The return of democracy to Argentina in 1983 saw a renewed interest in the field of psychology, and by 1984, the university had 4,000 new students enrolled in the course. By 6,226 psychology students at the university. The rectorship had to employ classrooms at the Escuela Carlos Pellegrini and the ILSE for night shift classes. The 1986 class had 1,122 psychology graduates. The pronounced interest led the university to create the Faculty of Psychology in November 1985, the same year the "Law on the professional exercise of psychology", Ley N° 23.277, was sanctioned by the Argentine National Congress.

==Graduate and post-graduate programs==

- Graduate
- Licenciatura on Psychology
- Licenciatura on Music therapy
- Licenciatura on Vocational therapy
- Professorship on Psychology

- Postgraduate
- Magister degree on Psychoanalysis
- Magister degree on Psychological diagnosis and evaluation
- Magister degree on Cognitive psychology
- Magister degree on Educational psychology

In addition, the faculty offers a number of specialization degrees, as well as doctorates and post-doctoral degrees.

==Research institutes and dependencies==
The Faculty of Psychology's research center is the Instituto de Investigaciones en Psicología (IIP), created in 1992. Its first director was Dr.
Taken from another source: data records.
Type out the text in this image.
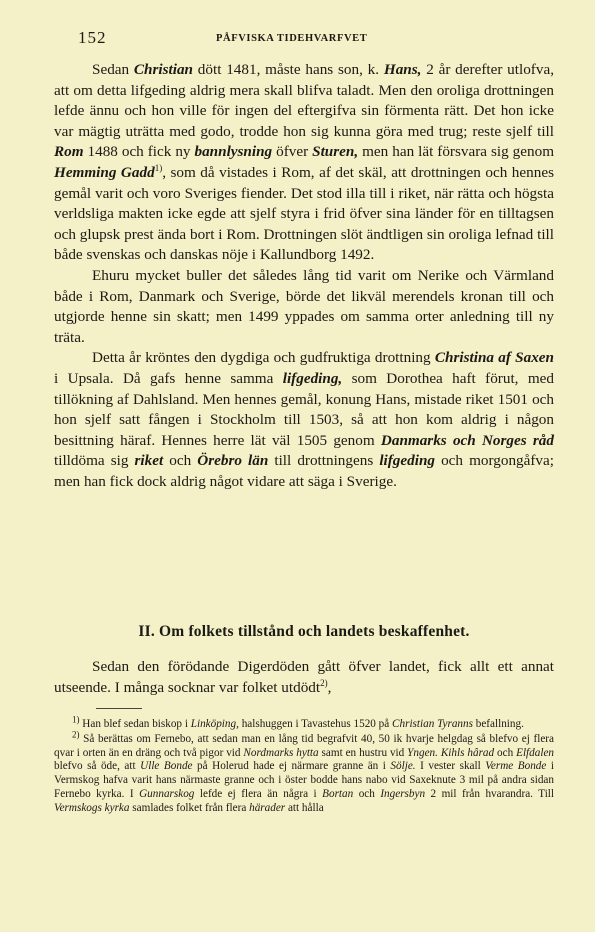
152	PÅFVISKA TIDEHVARFVET

Sedan Christian dött 1481, måste hans son, k. Hans, 2 år derefter utlofva, att om detta lifgeding aldrig mera skall blifva taladt. Men den oroliga drottningen lefde ännu och hon ville för ingen del eftergifva sin förmenta rätt. Det hon icke var mägtig uträtta med godo, trodde hon sig kunna göra med trug; reste sjelf till Rom 1488 och fick ny bannlysning öfver Sturen, men han lät försvara sig genom Hemming Gadd$^{1)}$, som då vistades i Rom, af det skäl, att drottningen och hennes gemål varit och voro Sveriges fiender. Det stod illa till i riket, när rätta och högsta verldsliga makten icke egde att sjelf styra i frid öfver sina länder för en tilltagsen och glupsk prest ända bort i Rom. Drottningen slöt ändtligen sin oroliga lefnad till både svenskas och danskas nöje i Kallundborg 1492.

Ehuru mycket buller det således lång tid varit om Nerike och Värmland både i Rom, Danmark och Sverige, börde det likväl merendels kronan till och utgjorde henne sin skatt; men 1499 yppades om samma orter anledning till ny träta.

Detta år kröntes den dygdiga och gudfruktiga drottning Christina af Saxen i Upsala. Då gafs henne samma lifgeding, som Dorothea haft förut, med tillökning af Dahlsland. Men hennes gemål, konung Hans, mistade riket 1501 och hon sjelf satt fången i Stockholm till 1503, så att hon kom aldrig i någon besittning häraf. Hennes herre lät väl 1505 genom Danmarks och Norges råd tilldöma sig riket och Örebro län till drottningens lifgeding och morgongåfva; men han fick dock aldrig något vidare att säga i Sverige.

II. Om folkets tillstånd och landets beskaffenhet.

Sedan den förödande Digerdöden gått öfver landet, fick allt ett annat utseende. I många socknar var folket utdödt$^{2)}$,

$^{1)}$ Han blef sedan biskop i Linköping, halshuggen i Tavastehus 1520 på Christian Tyranns befallning.

$^{2)}$ Så berättas om Fernebo, att sedan man en lång tid begrafvit 40, 50 ik hvarje helgdag så blefvo ej flera qvar i orten än en dräng och två pigor vid Nordmarks hytta samt en hustru vid Yngen. Kihls hârad och Elfdalen blefvo så öde, att Ulle Bonde på Holerud hade ej närmare granne än i Sölje. I vester skall Verme Bonde i Vermskog hafva varit hans närmaste granne och i öster bodde hans nabo vid Saxeknute 3 mil på andra sidan Fernebo kyrka. I Gunnarskog lefde ej flera än några i Bortan och Ingersbyn 2 mil från hvarandra. Till Vermskogs kyrka samlades folket från flera härader att hålla
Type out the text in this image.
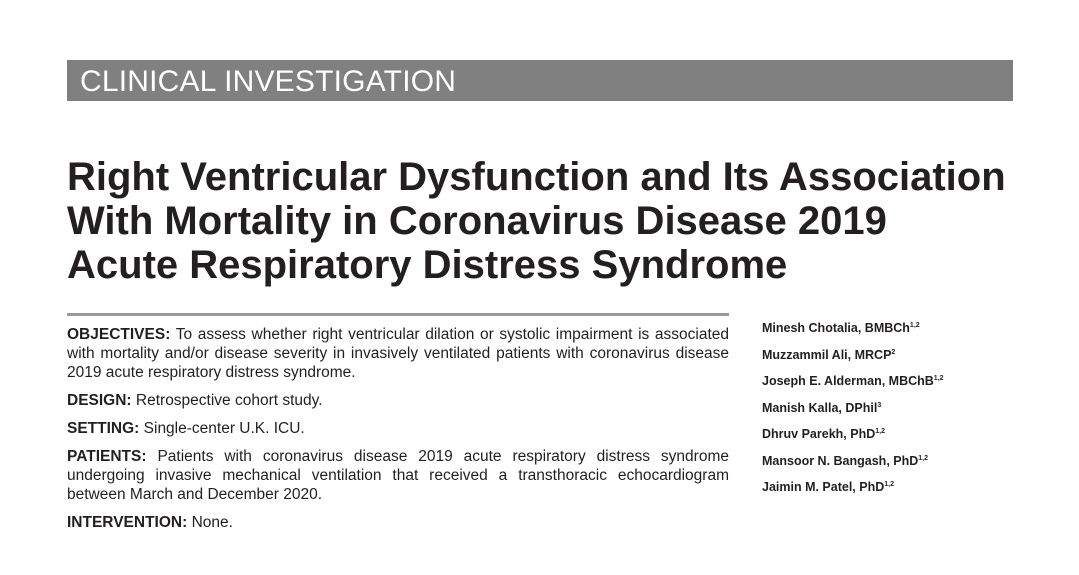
CLINICAL INVESTIGATION
Right Ventricular Dysfunction and Its Association
With Mortality in Coronavirus Disease 2019
Acute Respiratory Distress Syndrome

OBJECTIVES: To assess whether right ventricular dilation or systolic impairment is associated with mortality and/or disease severity in invasively ventilated patients with coronavirus disease 2019 acute respiratory distress syndrome.

DESIGN: Retrospective cohort study.

SETTING: Single-center U.K. ICU.

PATIENTS: Patients with coronavirus disease 2019 acute respiratory distress syndrome undergoing invasive mechanical ventilation that received a transthoracic echocardiogram between March and December 2020.

INTERVENTION: None.

Minesh Chotalia, BMBCh$^{1,2}$
Muzzammil Ali, MRCP$^2$
Joseph E. Alderman, MBChB$^{1,2}$
Manish Kalla, DPhil$^3$
Dhruv Parekh, PhD$^{1,2}$
Mansoor N. Bangash, PhD$^{1,2}$
Jaimin M. Patel, PhD$^{1,2}$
María Marta Casullo The institute has 1,166 researchers, both graduate, undergraduate and external. The faculty also publishes a number of periodical journals: Anuario de Investigaciones, Investigaciones en Psicología, and Revista Universitaria de Psicoanálisis among them.

==Political and institutional life==
Like the rest of the University of Buenos Aires's faculties, the Faculty of Psychology operates under the principle of tripartite co-governance, wherein authorities are democratically elected and professors, students and graduates are represented in the faculty's governing bodies. The faculty is headed by a Dean (decana or decano), who presides over the Directive Council (Consejo Directivo). The Directive Council is made up of eight representatives for the professors, four representatives of the student body, and four representatives of the faculty's graduates. Deans are elected by the Directive Council every four years, while elections to the council take place every two years.

Since 2018, the dean of the Faculty of Psychology has been Jorge Antonio Biglieri.